The question is important because many people on the left have romanticized ideas about building people power. The result is an “immaculate conception” of people power organizations—they spontaneously arise (perhaps assisted by leftists who immerse themselves in the workplace or community in which they sprout), develop structures, and build sustainable people power.
Saul Alinsky carefully studied people power. He worked closely with the early CIO Packinghouse Workers Union, which put him in touch with Herb March, one of the best Communist organizers in the country, and led to a close relationship with the democratic socialist president of the union, Ralph Helstein. In Back of the Yards Neighborhood Council (BYNC), he formulated the idea of a full-time professional community organizer, and put it into successful practice. Communists, socialists, Catholics, and others united to defeat the Chicago meat packers and clean up the Back of the Yards slum neighborhood.
Here’s Lichtenstein’s first misreading of Alinsky: “Chavez’s…sense of social commitment had been framed…[in] Alinsky’s Community Service Organization (CSO), where he learned that the successful organizer had to put people into social motion without forfeiting his own autonomy or becoming entirely linked to their sometimes prosaic interests.”
It is upon people’s material and moral interests—prosaic and broad—that a democratic “people power” organization is built. The organizer is always partially, as Alinsky put it, “off-stage,” thinking beyond what’s next, and after what’s after that. Alinsky taught the meaning of democracy by engaging people to become democratic citizens.
Lichtenstein criticizes Chavez’s belief that “without…organizer direction and management, rank-and-file leaders would be forever trapped in a competitive individualism, incapable of building their own movement or fulfilling their moral destiny.”

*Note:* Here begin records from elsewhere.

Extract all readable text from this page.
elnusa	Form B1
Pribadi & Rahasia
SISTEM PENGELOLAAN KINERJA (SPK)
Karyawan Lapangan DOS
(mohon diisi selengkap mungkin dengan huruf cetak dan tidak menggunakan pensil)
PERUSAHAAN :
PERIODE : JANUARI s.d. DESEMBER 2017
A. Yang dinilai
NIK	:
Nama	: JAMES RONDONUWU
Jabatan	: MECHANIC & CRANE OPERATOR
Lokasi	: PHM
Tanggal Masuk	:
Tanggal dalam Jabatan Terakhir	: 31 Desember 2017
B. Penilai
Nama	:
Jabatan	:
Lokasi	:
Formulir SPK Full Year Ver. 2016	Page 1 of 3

An Alinsky organizer (I was one), a union international’s organizer sent to a work-site, a “salt” who leaves campus radicalism to build within the working class, and other “outside organizers” are needed because insiders are typically trapped by perspectives shaped by being inside. (As Bardacke demonstrates, local leaders were skillful in winning victories. They had not figured out how to turn those into ongoing power.)